Petro em Havana para apoiar Cuba na última viagem enquanto Presidente colombiano
O Presidente colombiano, Gustavo Petro, chegou esta sexta-feira a Havana a última viagem oficial, como demonstração de apoio à "Cuba agredida" pelos EUA e como forma de se distanciar do seu sucessor, Abelardo de la Espriella (ultradireita).
Petro aterrou pouco depois das 19:00, hora local (23:00 TMG), no aeroporto internacional de Havana e, após ser recebido pela vice-ministra dos Negócios Estrangeiros, Josefina Vidal, dirigiu-se ao Palácio da Revolução para se reunir com o seu homólogo cubano, Miguel Díaz-Canel.
O Presidente colombiano explicou recentemente nas redes sociais que escolheu a ilha como último destino oficial porque "a Cuba agredida" era "vital para a soberania nacional e a luta pela vida nas Caraíbas".
"Quero, a partir de Cuba, opor-me a uma guerra nas Caraíbas", escreveu Petro, acrescentando: "Nem os mísseis, nem a invasão, nem o bloqueio são soluções para os problemas da humanidade".
O Ministério dos Negócios Estrangeiros cubano, por seu lado, salientou num comunicado que ambos os presidentes irão debater "os avanços nas relações entre os dois países", com "ênfase nos domínios económico-comercial, do investimento e da cooperação", bem como "questões de interesse regional e internacional".
Não está previsto que os presidentes façam declarações no final do encontro, nem que haja atos públicos de Petro na ilha, antes do regresso à Colômbia, prevista para a manhã de hoje.
Esta última viagem de Petro, o primeiro Presidente colombiano de esquerda, está repleta de simbolismo. A visita é um gesto que reflete a relação bilateral ao longo dos quatro anos do seu mandato presidencial, durante os quais ambas as capitais mantiveram uma clara sintonia política.
É também uma forma de Petro se distanciar de De la Espriella, que já anunciou que tenciona encerrar imediatamente a embaixada da Colômbia em Cuba e romper relações diplomáticas com Havana, porque não deseja "qualquer vínculo com tiranias".
Para Petro, Cuba tem sido mais do que o ponto de referência político em que a ilha se tornou para a esquerda latino-americana, especialmente para a geração do Presidente colombiano, a partir da vitória da revolução em 1959.

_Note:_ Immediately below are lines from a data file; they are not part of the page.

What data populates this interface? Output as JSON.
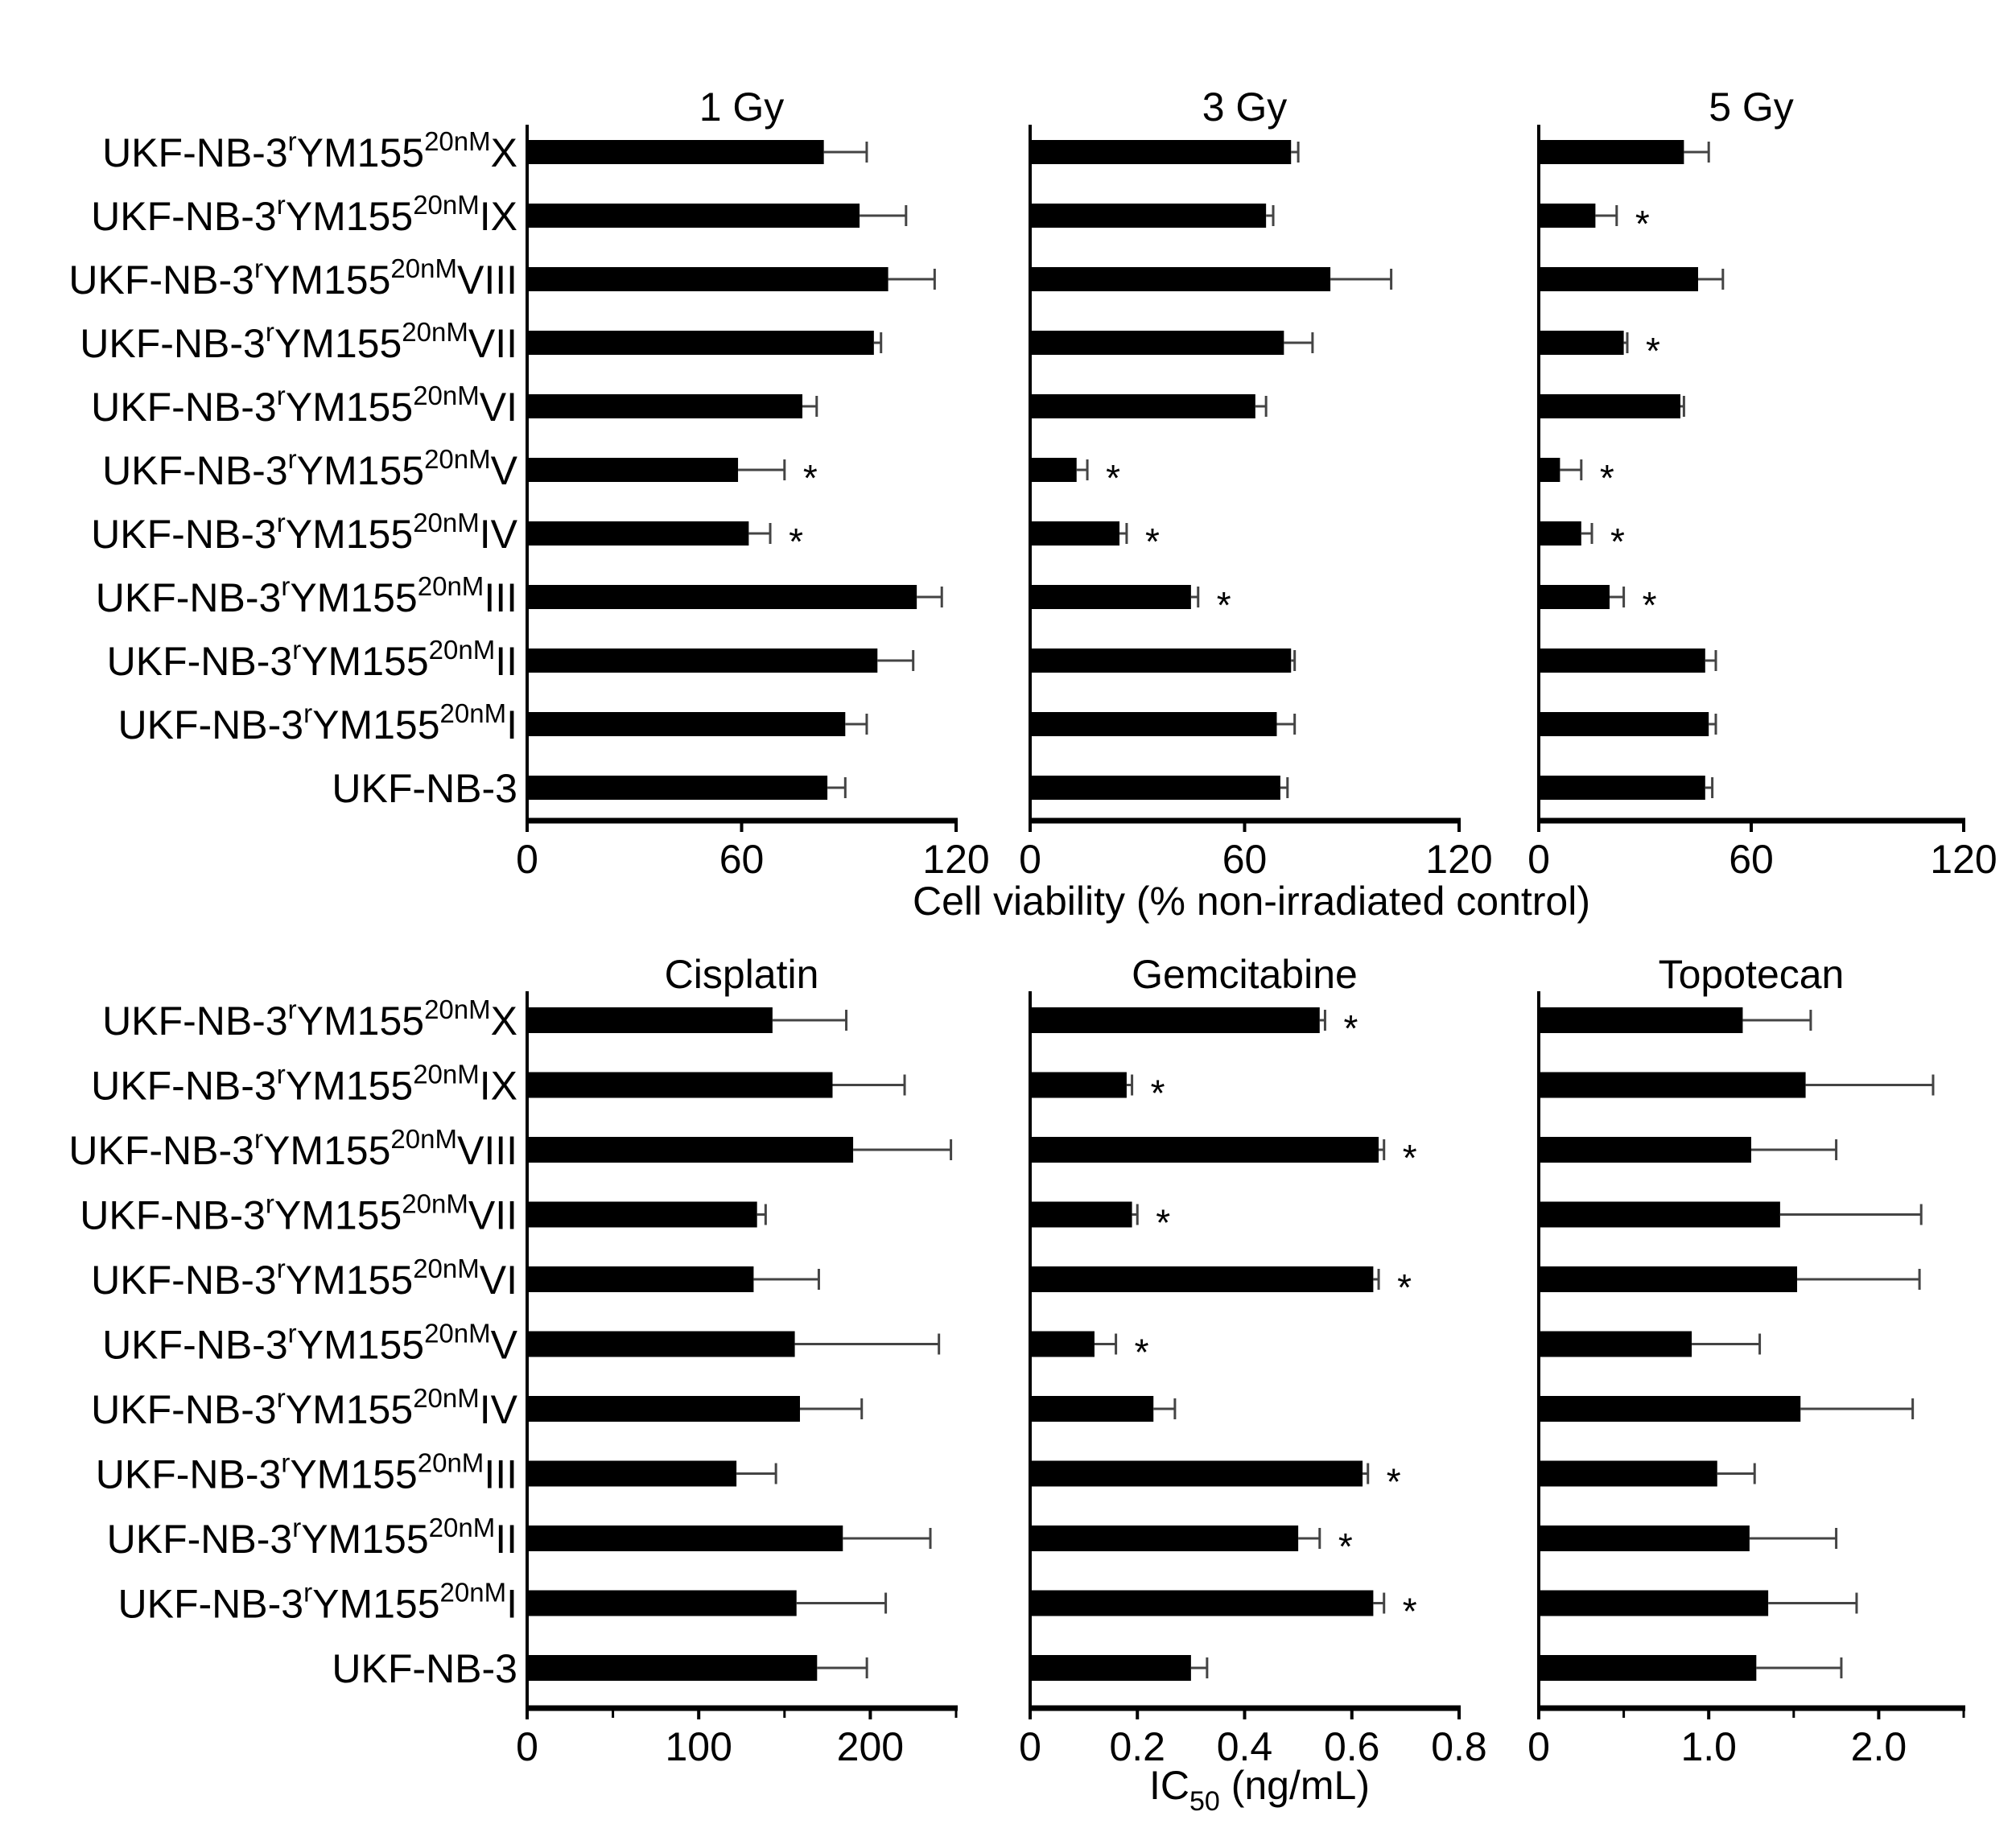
{
  "categories": [
    {
      "base": "UKF-NB-3",
      "sup": "r",
      "mid": "YM155",
      "sup2": "20nM",
      "suffix": "X"
    },
    {
      "base": "UKF-NB-3",
      "sup": "r",
      "mid": "YM155",
      "sup2": "20nM",
      "suffix": "IX"
    },
    {
      "base": "UKF-NB-3",
      "sup": "r",
      "mid": "YM155",
      "sup2": "20nM",
      "suffix": "VIII"
    },
    {
      "base": "UKF-NB-3",
      "sup": "r",
      "mid": "YM155",
      "sup2": "20nM",
      "suffix": "VII"
    },
    {
      "base": "UKF-NB-3",
      "sup": "r",
      "mid": "YM155",
      "sup2": "20nM",
      "suffix": "VI"
    },
    {
      "base": "UKF-NB-3",
      "sup": "r",
      "mid": "YM155",
      "sup2": "20nM",
      "suffix": "V"
    },
    {
      "base": "UKF-NB-3",
      "sup": "r",
      "mid": "YM155",
      "sup2": "20nM",
      "suffix": "IV"
    },
    {
      "base": "UKF-NB-3",
      "sup": "r",
      "mid": "YM155",
      "sup2": "20nM",
      "suffix": "III"
    },
    {
      "base": "UKF-NB-3",
      "sup": "r",
      "mid": "YM155",
      "sup2": "20nM",
      "suffix": "II"
    },
    {
      "base": "UKF-NB-3",
      "sup": "r",
      "mid": "YM155",
      "sup2": "20nM",
      "suffix": "I"
    },
    {
      "base": "UKF-NB-3",
      "sup": "",
      "mid": "",
      "sup2": "",
      "suffix": ""
    }
  ],
  "star_symbol": "*",
  "shared_xlabels": {
    "top": "Cell viability (% non-irradiated control)",
    "bottom_main": "IC",
    "bottom_sub": "50",
    "bottom_tail": " (ng/mL)"
  },
  "chart_data": [
    {
      "type": "bar",
      "orientation": "horizontal",
      "title": "1 Gy",
      "xlim": [
        0,
        120
      ],
      "xticks": [
        0,
        60,
        120
      ],
      "xtick_labels": [
        "0",
        "60",
        "120"
      ],
      "values": [
        83,
        93,
        101,
        97,
        77,
        59,
        62,
        109,
        98,
        89,
        84
      ],
      "errors": [
        12,
        13,
        13,
        2,
        4,
        13,
        6,
        7,
        10,
        6,
        5
      ],
      "significant": [
        false,
        false,
        false,
        false,
        false,
        true,
        true,
        false,
        false,
        false,
        false
      ]
    },
    {
      "type": "bar",
      "orientation": "horizontal",
      "title": "3 Gy",
      "xlim": [
        0,
        120
      ],
      "xticks": [
        0,
        60,
        120
      ],
      "xtick_labels": [
        "0",
        "60",
        "120"
      ],
      "values": [
        73,
        66,
        84,
        71,
        63,
        13,
        25,
        45,
        73,
        69,
        70
      ],
      "errors": [
        2,
        2,
        17,
        8,
        3,
        3,
        2,
        2,
        1,
        5,
        2
      ],
      "significant": [
        false,
        false,
        false,
        false,
        false,
        true,
        true,
        true,
        false,
        false,
        false
      ]
    },
    {
      "type": "bar",
      "orientation": "horizontal",
      "title": "5 Gy",
      "xlim": [
        0,
        120
      ],
      "xticks": [
        0,
        60,
        120
      ],
      "xtick_labels": [
        "0",
        "60",
        "120"
      ],
      "values": [
        41,
        16,
        45,
        24,
        40,
        6,
        12,
        20,
        47,
        48,
        47
      ],
      "errors": [
        7,
        6,
        7,
        1,
        1,
        6,
        3,
        4,
        3,
        2,
        2
      ],
      "significant": [
        false,
        true,
        false,
        true,
        false,
        true,
        true,
        true,
        false,
        false,
        false
      ]
    },
    {
      "type": "bar",
      "orientation": "horizontal",
      "title": "Cisplatin",
      "xlim": [
        0,
        250
      ],
      "xticks": [
        0,
        100,
        200
      ],
      "xtick_labels": [
        "0",
        "100",
        "200"
      ],
      "minor_ticks": [
        50,
        150,
        250
      ],
      "values": [
        143,
        178,
        190,
        134,
        132,
        156,
        159,
        122,
        184,
        157,
        169
      ],
      "errors": [
        43,
        42,
        57,
        5,
        38,
        84,
        36,
        23,
        51,
        52,
        29
      ],
      "significant": [
        false,
        false,
        false,
        false,
        false,
        false,
        false,
        false,
        false,
        false,
        false
      ]
    },
    {
      "type": "bar",
      "orientation": "horizontal",
      "title": "Gemcitabine",
      "xlim": [
        0,
        0.8
      ],
      "xticks": [
        0,
        0.2,
        0.4,
        0.6,
        0.8
      ],
      "xtick_labels": [
        "0",
        "0.2",
        "0.4",
        "0.6",
        "0.8"
      ],
      "values": [
        0.54,
        0.18,
        0.65,
        0.19,
        0.64,
        0.12,
        0.23,
        0.62,
        0.5,
        0.64,
        0.3
      ],
      "errors": [
        0.01,
        0.01,
        0.01,
        0.01,
        0.01,
        0.04,
        0.04,
        0.01,
        0.04,
        0.02,
        0.03
      ],
      "significant": [
        true,
        true,
        true,
        true,
        true,
        true,
        false,
        true,
        true,
        true,
        false
      ]
    },
    {
      "type": "bar",
      "orientation": "horizontal",
      "title": "Topotecan",
      "xlim": [
        0,
        2.5
      ],
      "xticks": [
        0,
        1.0,
        2.0
      ],
      "xtick_labels": [
        "0",
        "1.0",
        "2.0"
      ],
      "minor_ticks": [
        0.5,
        1.5,
        2.5
      ],
      "values": [
        1.2,
        1.57,
        1.25,
        1.42,
        1.52,
        0.9,
        1.54,
        1.05,
        1.24,
        1.35,
        1.28
      ],
      "errors": [
        0.4,
        0.75,
        0.5,
        0.83,
        0.72,
        0.4,
        0.66,
        0.22,
        0.51,
        0.52,
        0.5
      ],
      "significant": [
        false,
        false,
        false,
        false,
        false,
        false,
        false,
        false,
        false,
        false,
        false
      ]
    }
  ]
}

O seu Governo retomou em Havana os contactos com a equipa de negociação do Exército de Libertação Nacional (ELN) em 2022, no âmbito da sua estratégia de "paz total", um processo que De la Espriella também anunciou que pretende desmantelar.
Petro solicitou ainda, em repetidas ocasiões, a Washington que retirasse a ilha da lista de países que promovem o terrorismo por ter acolhido o ELN, alegando que o seu objetivo era facilitar as conversações de paz.
Além disso, sublinhou que "Cuba e a Colômbia mantêm relações históricas de amizade, assentes no respeito mútuo, no diálogo e na cooperação, e têm trabalhado intensamente para ampliar os laços bilaterais em áreas de interesse comum".
O Presidente colombiano tem sido também um dos poucos líderes latino-americanos a sair em defesa de Cuba, juntamente com a mexicana Claudia Sheinbaum, após o início, em janeiro de 2026, da política de pressão máxima de Washington sobre a ilha.
Petro criticou o bloqueio petrolífero e as últimas sanções contra Cuba, além de ter enviado vários carregamentos de ajuda humanitária para tentar atenuar a grave crise em que o país caribenho se encontra mergulhado.
Com a saída de Petro, Havana perde um dos últimos aliados na região. Vários países da América Latina têm vindo a eleger governos de direita e a alinhar-se com a Administração do Presidente norte-americano, Donald Trump, ao mesmo tempo que Cuba tem vindo a ficar progressivamente isolada, uma situação que se agravou com a captura de Nicolás Maduro na Venezuela e a extração do ex-presidente venezuelano e da sua mulher para Nova Iorque.
Abelardo de la Espriella tomará posse como Presidente da Colômbia na próxima sexta-feira, dia 07.